Top four technology trends impacting residential real estate
Data and AI
AI and machine learning will help make the data being collected more actionable.
For example, several companies are working on technology that would allow real estate agents to conduct showings via a tablet or with a chatbot, allowing them to increase the number of showings they can conduct in a day.
AI will also be able to help predict pricing trends more accurately in the residential real estate industry. This type of technology would look at historical trends in the market for an area, while also taking into account crime, schools, transportation and marketplace activity.
Virtual and augmented reality
According to a survey by the National Association of Realtors, nearly half of all potential homebuyers search for properties on the internet before contacting a real estate professional. Virtual reality and augmented reality have the potential to make the online search and home buying experience even more exciting, and more importantly, accessible.
For new builds, virtual reality can create realistic architectural images and walkthroughs to help buyers understand and experience the property — even before construction begins. For property managers, creating a virtual reality tour might help new tenants get acquainted with their spaces.
For example, as opposed to lengthy written instructions on how to use the thermostat, a virtual tour could walk the tenant through the process, demonstrating each step along the way.
Digital, multi-perspective site visits are now possible, creating emotional storytelling around a particular property.
Drones can also be used to provide a tour of the area.
For new builds, a drone might capture the feel of a new neighbourhood. It could also help people considering a move to a new town or neighbourhood get a feel for the place before visiting.

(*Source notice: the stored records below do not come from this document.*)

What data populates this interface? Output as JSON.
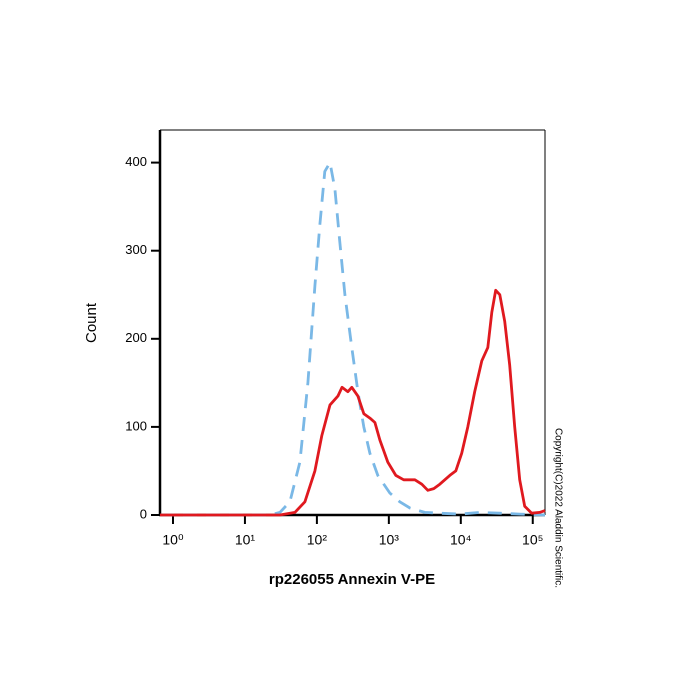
{
  "chart_data": {
    "type": "line",
    "x_label": "rp226055 Annexin V-PE",
    "y_label": "Count",
    "annotation": "Copyright(C)2022 Aladdin Scientific.",
    "xscale": "log",
    "xlim": [
      0.66,
      148000
    ],
    "ylim": [
      0,
      437
    ],
    "xticks": [
      {
        "value": 1,
        "label": "10⁰"
      },
      {
        "value": 10,
        "label": "10¹"
      },
      {
        "value": 100,
        "label": "10²"
      },
      {
        "value": 1000,
        "label": "10³"
      },
      {
        "value": 10000,
        "label": "10⁴"
      },
      {
        "value": 100000,
        "label": "10⁵"
      }
    ],
    "yticks": [
      0,
      100,
      200,
      300,
      400
    ],
    "series": [
      {
        "color": "#e0191f",
        "dash": false,
        "x": [
          0.66,
          30.6,
          49.5,
          68.1,
          93.8,
          117,
          152,
          196,
          223,
          270,
          306,
          371,
          449,
          545,
          640,
          750,
          968,
          1250,
          1610,
          2300,
          2870,
          3480,
          4220,
          5110,
          7030,
          8530,
          10300,
          12500,
          15600,
          19600,
          23700,
          27000,
          30600,
          34800,
          40800,
          47900,
          56200,
          65900,
          77400,
          96800,
          125000,
          148000
        ],
        "values": [
          0,
          0,
          3,
          15,
          50,
          90,
          125,
          135,
          145,
          140,
          145,
          135,
          115,
          110,
          105,
          85,
          60,
          45,
          40,
          40,
          35,
          28,
          30,
          35,
          45,
          50,
          70,
          100,
          140,
          175,
          190,
          230,
          255,
          250,
          220,
          170,
          100,
          40,
          10,
          2,
          3,
          5
        ]
      },
      {
        "color": "#7ab8e6",
        "dash": true,
        "x": [
          0.66,
          22.2,
          30.6,
          42.2,
          58.1,
          75,
          93.8,
          110,
          129,
          152,
          178,
          208,
          245,
          306,
          371,
          449,
          545,
          703,
          1030,
          1420,
          1960,
          3160,
          5110,
          9680,
          18400,
          34800,
          65900,
          148000
        ],
        "values": [
          0,
          0,
          3,
          15,
          60,
          150,
          260,
          330,
          390,
          400,
          370,
          310,
          250,
          190,
          140,
          100,
          70,
          45,
          25,
          15,
          8,
          3,
          2,
          1,
          3,
          2,
          1,
          0
        ]
      }
    ]
  }
}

Drones can also be used to spot potential risks or maintenance problems which could reduce the price of a property or be used in negotiations.
Smart homes and cities
A smart home allows homeowners to control appliances, thermostats, lights and other devices remotely using a smartphone or tablet through an internet connection.
Smart homes aim to provide homeowners with both convenience and cost savings. As such, the effective use of data within homes has now become a competitive advantage.
Smart technology is not limited to homes as cities are also catching on to this trend. Smart cities, which are quickly growing in popularity, install digital interfaces in traditional infrastructure or help to streamline city operations through technology.
However, that’s not all they do – the real objective behind smart cities is to put data and digital technology to work to make better decisions, solve public problems and improve quality of life for those who live in the city.
The road ahead
The Canadian real estate industry is uniquely positioned to continue to benefit from data and technology.
If the last few years have taught us anything, it’s that data has been and will continue to be integral to the ongoing transformation of both residential and commercial real estate.